Five million public school students in Texas will begin using new social studies textbooks this fall based on state academic standards that barely address racial segregation. The state’s guidelines for teaching American history also do not mention the Ku Klux Klan or Jim Crow laws.
And when it comes to the Civil War, children are supposed to learn that the conflict was caused by “sectionalism, states’ rights and slavery” — written deliberately in that order to telegraph slavery’s secondary role in driving the conflict, according to some members of the state board of education.
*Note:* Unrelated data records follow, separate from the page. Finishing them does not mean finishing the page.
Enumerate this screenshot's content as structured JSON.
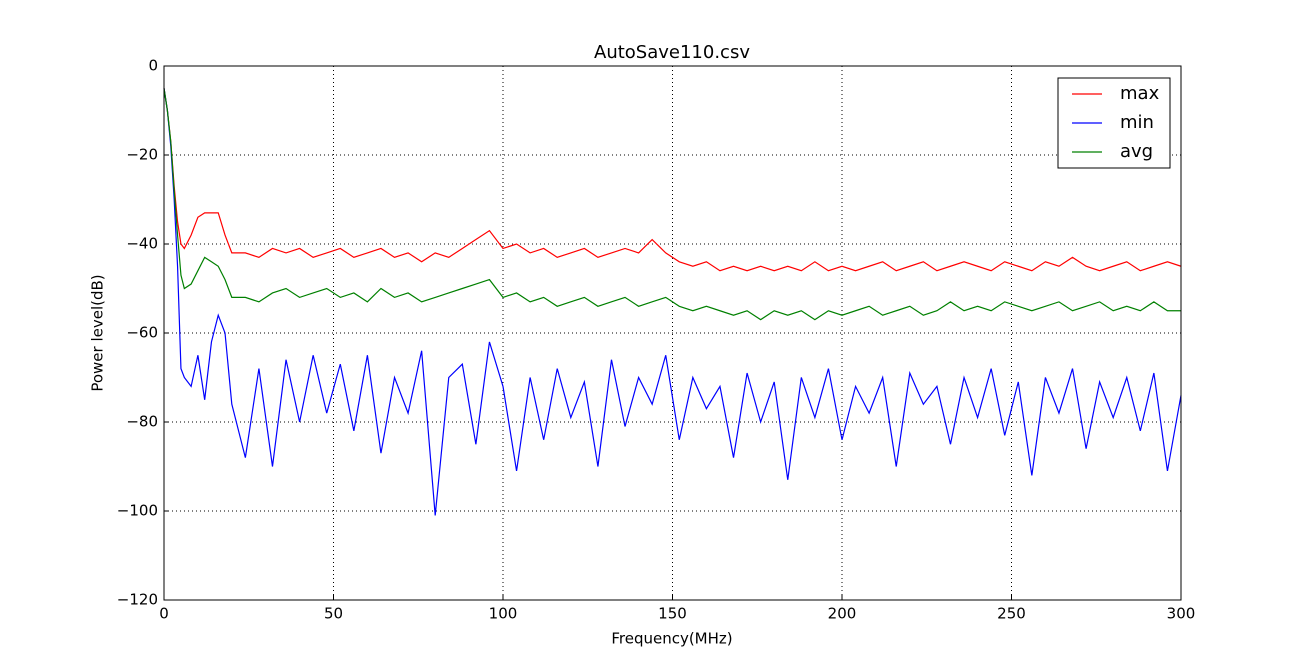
{
  "chart_data": {
    "type": "line",
    "title": "AutoSave110.csv",
    "x_label": "Frequency(MHz)",
    "y_label": "Power level(dB)",
    "x": [
      0,
      1,
      2,
      3,
      4,
      5,
      6,
      8,
      10,
      12,
      14,
      16,
      18,
      20,
      24,
      28,
      32,
      36,
      40,
      44,
      48,
      52,
      56,
      60,
      64,
      68,
      72,
      76,
      80,
      84,
      88,
      92,
      96,
      100,
      104,
      108,
      112,
      116,
      120,
      124,
      128,
      132,
      136,
      140,
      144,
      148,
      152,
      156,
      160,
      164,
      168,
      172,
      176,
      180,
      184,
      188,
      192,
      196,
      200,
      204,
      208,
      212,
      216,
      220,
      224,
      228,
      232,
      236,
      240,
      244,
      248,
      252,
      256,
      260,
      264,
      268,
      272,
      276,
      280,
      284,
      288,
      292,
      296,
      300
    ],
    "series": [
      {
        "name": "max",
        "color": "#ff0000",
        "values": [
          -5,
          -10,
          -17,
          -27,
          -35,
          -40,
          -41,
          -38,
          -34,
          -33,
          -33,
          -33,
          -38,
          -42,
          -42,
          -43,
          -41,
          -42,
          -41,
          -43,
          -42,
          -41,
          -43,
          -42,
          -41,
          -43,
          -42,
          -44,
          -42,
          -43,
          -41,
          -39,
          -37,
          -41,
          -40,
          -42,
          -41,
          -43,
          -42,
          -41,
          -43,
          -42,
          -41,
          -42,
          -39,
          -42,
          -44,
          -45,
          -44,
          -46,
          -45,
          -46,
          -45,
          -46,
          -45,
          -46,
          -44,
          -46,
          -45,
          -46,
          -45,
          -44,
          -46,
          -45,
          -44,
          -46,
          -45,
          -44,
          -45,
          -46,
          -44,
          -45,
          -46,
          -44,
          -45,
          -43,
          -45,
          -46,
          -45,
          -44,
          -46,
          -45,
          -44,
          -45
        ]
      },
      {
        "name": "min",
        "color": "#0000ff",
        "values": [
          -5,
          -10,
          -18,
          -30,
          -45,
          -68,
          -70,
          -72,
          -65,
          -75,
          -62,
          -56,
          -60,
          -76,
          -88,
          -68,
          -90,
          -66,
          -80,
          -65,
          -78,
          -67,
          -82,
          -65,
          -87,
          -70,
          -78,
          -64,
          -101,
          -70,
          -67,
          -85,
          -62,
          -72,
          -91,
          -70,
          -84,
          -68,
          -79,
          -71,
          -90,
          -66,
          -81,
          -70,
          -76,
          -65,
          -84,
          -70,
          -77,
          -72,
          -88,
          -69,
          -80,
          -71,
          -93,
          -70,
          -79,
          -68,
          -84,
          -72,
          -78,
          -70,
          -90,
          -69,
          -76,
          -72,
          -85,
          -70,
          -79,
          -68,
          -83,
          -71,
          -92,
          -70,
          -78,
          -68,
          -86,
          -71,
          -79,
          -70,
          -82,
          -69,
          -91,
          -74
        ]
      },
      {
        "name": "avg",
        "color": "#008000",
        "values": [
          -5,
          -10,
          -17,
          -28,
          -38,
          -47,
          -50,
          -49,
          -46,
          -43,
          -44,
          -45,
          -48,
          -52,
          -52,
          -53,
          -51,
          -50,
          -52,
          -51,
          -50,
          -52,
          -51,
          -53,
          -50,
          -52,
          -51,
          -53,
          -52,
          -51,
          -50,
          -49,
          -48,
          -52,
          -51,
          -53,
          -52,
          -54,
          -53,
          -52,
          -54,
          -53,
          -52,
          -54,
          -53,
          -52,
          -54,
          -55,
          -54,
          -55,
          -56,
          -55,
          -57,
          -55,
          -56,
          -55,
          -57,
          -55,
          -56,
          -55,
          -54,
          -56,
          -55,
          -54,
          -56,
          -55,
          -53,
          -55,
          -54,
          -55,
          -53,
          -54,
          -55,
          -54,
          -53,
          -55,
          -54,
          -53,
          -55,
          -54,
          -55,
          -53,
          -55,
          -55
        ]
      }
    ],
    "xlim": [
      0,
      300
    ],
    "ylim": [
      -120,
      0
    ],
    "xticks": [
      0,
      50,
      100,
      150,
      200,
      250,
      300
    ],
    "yticks": [
      {
        "value": -120,
        "label": "−120"
      },
      {
        "value": -100,
        "label": "−100"
      },
      {
        "value": -80,
        "label": "−80"
      },
      {
        "value": -60,
        "label": "−60"
      },
      {
        "value": -40,
        "label": "−40"
      },
      {
        "value": -20,
        "label": "−20"
      },
      0
    ],
    "grid": true,
    "legend": "upper right"
  }
}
Slavery was a “side issue to the Civil War,” said Pat Hardy, a Republican board member, when the board adopted the standards in 2010. “There would be those who would say the reason for the Civil War was over slavery. No. It was over states’ rights.”
Slavery and the Civil War are part of the American legacy. For more than 200 years we’ve been trying to fully realize the revolutionary premise of democracy: all men are created equal. Selectively erasing pieces of our past may make it more comfortable for us today but it also makes it easier for many to ignore the historic struggles of Blacks and other minorities in this country, a struggle for equality that continues today. It is offensive to use the rebel battle flag as a symbol of a city or state but it is also offensive to pretend that Texas was never a slave state or that racism has played no role in our history for the past 150 years. The City Manager has already directed staff to identify any monuments connected with Confederate history or symbolism and I will be receiving that report shortly, after which time the appropriate staff or Council committee can consider opportunities for expanding interpretation at these sites.